The capital improvement plan, to be funded principally out of the district’s Capital Outlay Fund, is simply an overview of projects — basically a large, yearly to-do list — related to building maintenance, renovation, equipment procurement, technological needs and other items.

As Cynde Frick, the district’s executive director of finance, noted, any particular project under the plan’s umbrella, if it exceeds $20,000, would be formally bid and brought to the board separately for approval.

In a presentation to the board, Chief Operations Officer Larry Englebrick highlighted some of the district’s most pressing needs, such as replacing nine district vehicles, including four student vans for the two high schools and a one-ton box truck for food services, as well as four cargo vans; completing installation of infrastructure that would allow greater internet connectivity; replacing dated computers in middle school labs; replacing aging HVAC and boiler units, as well as worn roofing material at a handful of elementary schools; resurfacing tennis courts at the high schools; leasing copier equipment and other items. Englebrick noted that the particulars of the plan could change as needs arise.

In all, the general breakdown of the $17 million plan approved by the board is as follows: $8.8 million for facilities, $4.6 million for technology, $1.6 million for equipment and furniture, $875,000 for trade wages, $755,000 for discretionary spending at schools and $375,000 for instructional and athletic-related items, such as musical instruments and exercise equipment.

The plan represents an approximately $2 million increase over last year’s plan.

Frick told the board that spending the $17 million would leave nearly $11 million in the district’s capital outlay fund, which is primarily fed by revenue generated by the district’s tax levy of 8 mills. She said the financial organization Moody’s recommends maintaining an unencumbered cash balance of $8 million.

The board also heard a presentation from a group of educators who had been tasked with finding a new elementary math curriculum after the previous curriculum resource, “Math Expressions,” stopped publication and the need arose to address stagnating math performance in elementary schools.

The team researched options for the better part of a year and eventually landed on a hands-on program called “Open Up Math.” Over 70 local educators in five buildings participated in the pilot program this past spring and reported rave reviews to the board, with one instructor, Cynthia Emery of Quail Run Elementary, telling board members her young students were now proudly calling themselves “math nerds.”

The nonprofit’s curriculum program, which is said to “center equity,” focuses on a conceptual vs. a procedural approach to mathematics and prizes problem-solving and math “discussion” over more traditional methods like rote memorization.

The team also praised the program’s ability to be “customized” and its emphasis on professional development for teachers.

“It hasn’t been since 2010 (that) we went through a curriculum review in elementary math,” Denise Johnson, director of Elementary Curriculum, told the board, before the board approved the purchase agreement for a total cost of $723,849.

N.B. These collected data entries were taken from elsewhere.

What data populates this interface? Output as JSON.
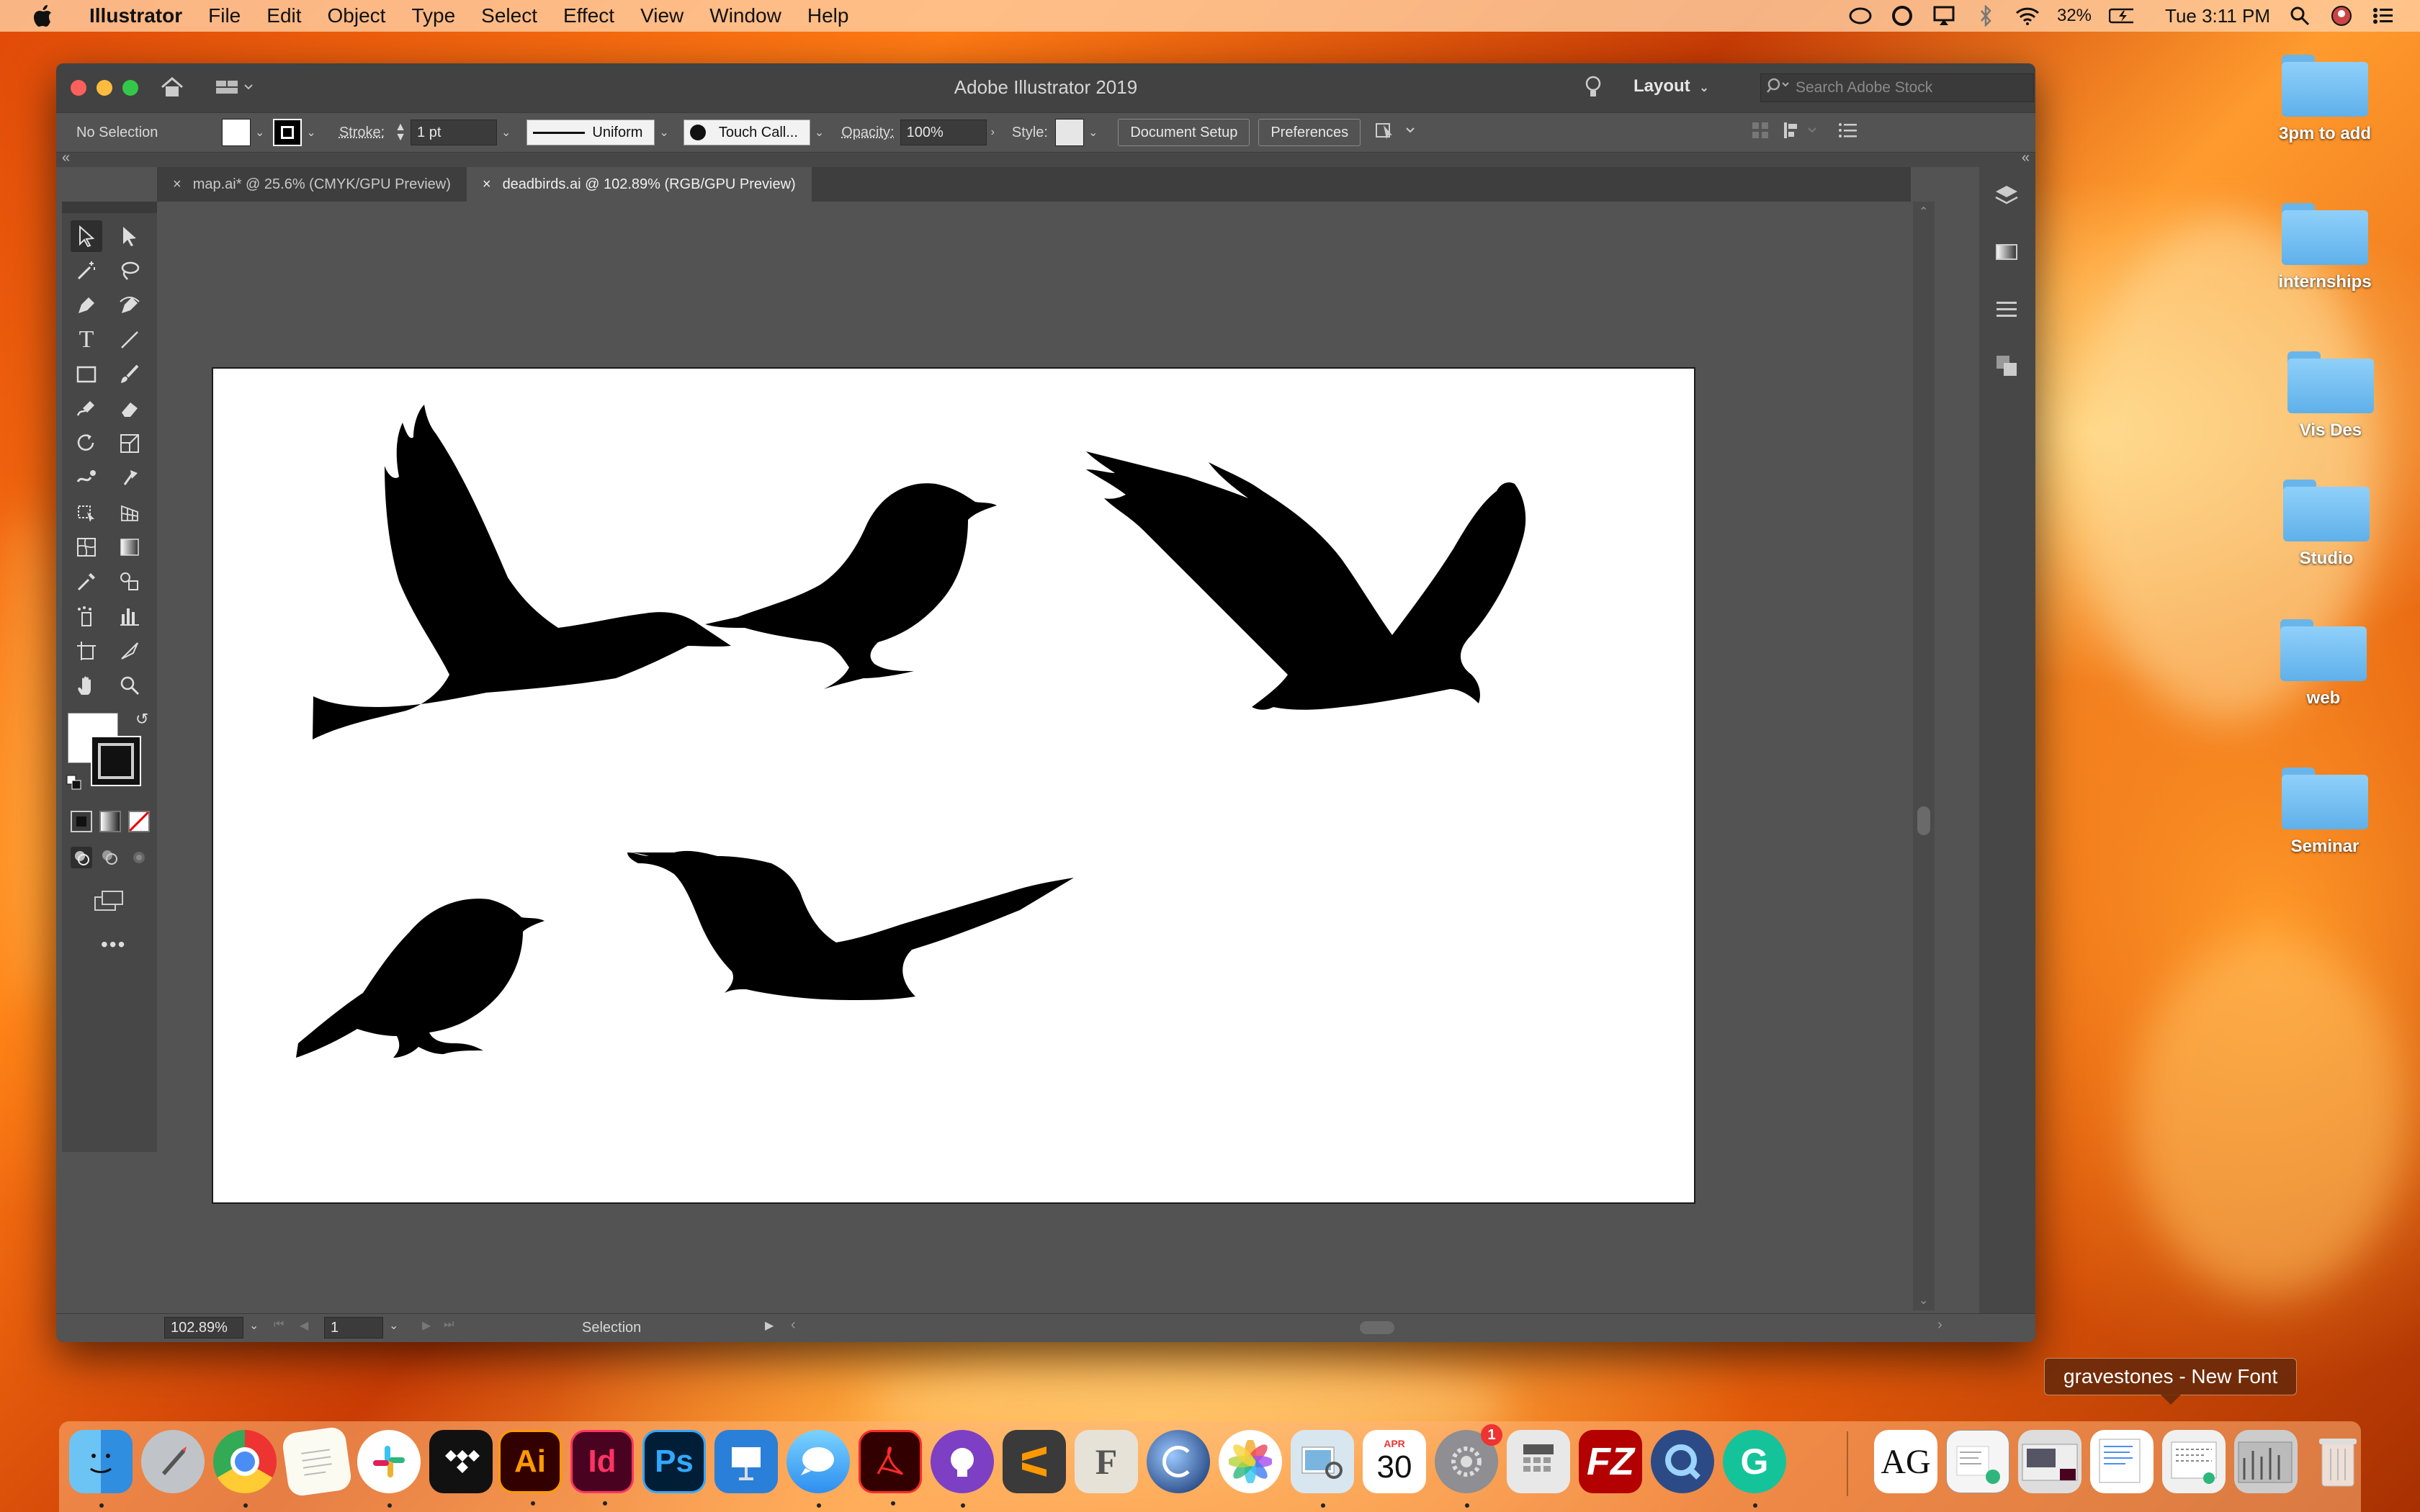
{
  "menubar": {
    "app_name": "Illustrator",
    "items": [
      "File",
      "Edit",
      "Object",
      "Type",
      "Select",
      "Effect",
      "View",
      "Window",
      "Help"
    ],
    "battery": "32%",
    "clock": "Tue 3:11 PM"
  },
  "window": {
    "title": "Adobe Illustrator 2019",
    "workspace": "Layout",
    "search_placeholder": "Search Adobe Stock"
  },
  "control_bar": {
    "selection": "No Selection",
    "stroke_label": "Stroke:",
    "stroke_value": "1 pt",
    "profile": "Uniform",
    "brush": "Touch Call...",
    "opacity_label": "Opacity:",
    "opacity_value": "100%",
    "style_label": "Style:",
    "document_setup": "Document Setup",
    "preferences": "Preferences"
  },
  "tabs": [
    {
      "label": "map.ai* @ 25.6% (CMYK/GPU Preview)",
      "active": false
    },
    {
      "label": "deadbirds.ai @ 102.89% (RGB/GPU Preview)",
      "active": true
    }
  ],
  "statusbar": {
    "zoom": "102.89%",
    "artboard": "1",
    "status": "Selection"
  },
  "desktop_icons": [
    {
      "label": "3pm to add"
    },
    {
      "label": "internships"
    },
    {
      "label": "Vis Des"
    },
    {
      "label": "Studio"
    },
    {
      "label": "web"
    },
    {
      "label": "Seminar"
    }
  ],
  "tooltip": "gravestones - New Font",
  "dock_labels": {
    "ai": "Ai",
    "id": "Id",
    "ps": "Ps",
    "cal_month": "APR",
    "cal_day": "30",
    "badge": "1",
    "font_preview": "AG"
  },
  "colors": {
    "ui_bg": "#535353",
    "ui_dark": "#424242",
    "accent_folder": "#6cb8ef"
  }
}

photo by: Kim Callahan/Journal-World

Unionized classified staff members in red shirts attend the Lawrence school board meeting on Tuesday, May 28, 2024, where they urged the board to support a wage increase of $1.20 an hour.

Before the business portion of the meeting, the board heard from unionized classified staff members, primarily paraeducators, who pressed board members to address low wages in their ranks. Dozens of union members attended the meeting, and a handful urged the board during general public comment to support raising the hourly wage by $1.20.

Union members who said they made between $20,000 and $30,000 a year for demanding and essential work spoke of chronic understaffing and high turnover due to low wages.

As contract negotiations continue, board president Kelly Jones acknowledged the group’s presence and pleas.

“I want to recognize all the red shirts in the room,” she said, referring to the union members’ matching T-shirts. “We see you and appreciate you.”

Superintendent Anthony Lewis at meeting’s end also emphasized that staff wages were a priority for him.